Aynı Thief’teki gibi sessiz bir şekilde ve karanlıktan gitmeniz her zaman yararınıza. Birisini ses çıkarmadan etkisiz hale getirirseniz, diğer teröristler başınıza üşüşmüyorlar, bu olay da bana Commandos’u hatırlattı. Commandos’u oynayanların mutlaka hatırlayacakları düşmanın görüş alanı olayı bu oyuna da yansıtılmış. Radarınızda düşmanın yüzünün dönük olduğu tarafa doğru bir üçgen görüyorsunuz, eğer bu üçgenin içine girmezseniz düşmana yakalanma ihtimaliniz yok. Bir duvarın veya cismin arkasında olup da görüş alanına girseniz bile düşman sizi göremiyor. Bu nedenle oyun standart vur-öldür mantığı içerisinde değil, tamamen dikkate ve stratejiye yönelik ilerlemek zorunda.

Tüm bunlara rağmen, hedefe ulaşmak için önünüze alternatif seçenekler sunulmuyor, onun için de bulunduğunuz ortamda aklınıza gelecek dâhiyane fikirler boşa gitmiş oluyor. Ayrıca oyunu istediğiniz yerde Save edebileceğiniz için, “Tekrar baştan mı başlayacağım?” korkusu olmuyor. Beş zorluk seviyesi olan oyunda, en kolayı seçerek, bu tür oyunlara alışkın olmayanlar bile (mesela ben) çok rahat ilerleyebilirler.

Ben şahsen Metal Gear Solid’in PC’ye bu kadar başarılı aktarılabileceğini düşünmezdim, sanırım bunda yapımcı firmaların büyük payı var. Oyunun konusu güzel, sesler ve müzikler çok iyi düşünülmüş, oynanabilirliği belli bir noktadan sonra rahat, canınız sıkılmıyor ve oyun bir film havası içinde geçiyor. Oyunda takıldığınız yerlerde, merkezden telsizinizle yardım almanız da gerçekten çok faydalı ve güzel düşünülmüş.

Fakat bu kadar güzel şeyin yanında kusur bulmadan da sanırım yapamıyoruz. Oyunun grafikleri bence hiç yakışmamış bu oyuna. Günümüz teknolojisini düşününce, bu oyun 2-3 sene önce yapılmış da yeni piyasaya sürülmüş gibi bir izlenim bırakıyor. En yüksek çözünürlükte bile, görüntü kalitesi çok yüksek değil. Kahramanımızın yüzü, konuşma sırasında hiçbir hareket göstermiyor. Oyunda film diye bir şey de yok diyebilirim, herşey oyunun motoru kullanarak hazırlanmış. Yalnız ben bu durumu çoğunlukla Microsoft oyunlarında görüyorum. İçeriğe, oynanabilirliğe çok büyük önem veriyorlar fakat filmleri unutuyorlar. Belki sesimizi duyarlar da filmleri ve grafikleri daha da güzelleştirmek üzere çalışırlar.

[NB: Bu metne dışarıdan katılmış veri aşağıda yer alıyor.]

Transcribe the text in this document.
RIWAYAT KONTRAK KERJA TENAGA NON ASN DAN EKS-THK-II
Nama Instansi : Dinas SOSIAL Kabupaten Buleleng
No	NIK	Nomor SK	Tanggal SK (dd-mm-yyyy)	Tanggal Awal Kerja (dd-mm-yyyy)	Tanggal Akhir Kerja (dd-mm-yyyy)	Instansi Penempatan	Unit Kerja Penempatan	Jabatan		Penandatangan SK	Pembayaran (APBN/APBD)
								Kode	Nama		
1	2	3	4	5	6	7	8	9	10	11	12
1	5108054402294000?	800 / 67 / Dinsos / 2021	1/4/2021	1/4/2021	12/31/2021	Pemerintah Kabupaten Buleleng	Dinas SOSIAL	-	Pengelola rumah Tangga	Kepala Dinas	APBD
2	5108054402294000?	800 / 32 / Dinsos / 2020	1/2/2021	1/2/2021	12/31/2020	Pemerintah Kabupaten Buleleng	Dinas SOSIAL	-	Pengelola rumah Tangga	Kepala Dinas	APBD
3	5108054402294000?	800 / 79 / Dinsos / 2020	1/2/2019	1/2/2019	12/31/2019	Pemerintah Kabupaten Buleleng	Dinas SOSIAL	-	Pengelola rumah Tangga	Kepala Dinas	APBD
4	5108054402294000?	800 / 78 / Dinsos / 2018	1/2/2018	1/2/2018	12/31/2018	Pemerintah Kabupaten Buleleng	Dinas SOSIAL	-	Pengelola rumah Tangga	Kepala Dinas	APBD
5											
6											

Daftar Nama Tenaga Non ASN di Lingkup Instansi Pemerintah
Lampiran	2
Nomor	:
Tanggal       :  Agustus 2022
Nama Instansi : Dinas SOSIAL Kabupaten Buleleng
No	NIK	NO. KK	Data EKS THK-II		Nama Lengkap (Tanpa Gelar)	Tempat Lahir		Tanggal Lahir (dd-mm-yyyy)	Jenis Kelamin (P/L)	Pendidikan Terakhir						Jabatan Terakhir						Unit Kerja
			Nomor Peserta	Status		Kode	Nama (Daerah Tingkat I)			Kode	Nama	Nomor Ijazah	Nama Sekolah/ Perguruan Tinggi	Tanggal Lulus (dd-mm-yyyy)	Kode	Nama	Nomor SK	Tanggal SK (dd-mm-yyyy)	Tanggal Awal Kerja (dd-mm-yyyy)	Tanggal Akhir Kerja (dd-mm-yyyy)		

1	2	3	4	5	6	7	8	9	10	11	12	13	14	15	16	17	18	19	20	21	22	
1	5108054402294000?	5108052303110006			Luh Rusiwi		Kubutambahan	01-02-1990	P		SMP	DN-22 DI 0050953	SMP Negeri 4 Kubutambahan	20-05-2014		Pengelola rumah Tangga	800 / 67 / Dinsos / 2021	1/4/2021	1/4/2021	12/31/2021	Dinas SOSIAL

Aradaki konuşmalar, film tarzı sahneler bu kadar uzun olmasaydı sanırım oyun bir veya en fazla iki gününüzü alırdı. Seslerin ve sahnelerin uzunluğundan şikayetçi olamayacağım, çünkü bence bir oyun aldı mı uzunca bir süre oynayabilmek gerekir.

Bu oyun birçok yönüyle beni memnun etti, en çok da hala PlayStation’dan PC’ye kaliteli uyarlamalar yapılabileceğini gördüğüme sevindim. Değişiklik isteyenler için kaçırılmaması gereken bir oyun.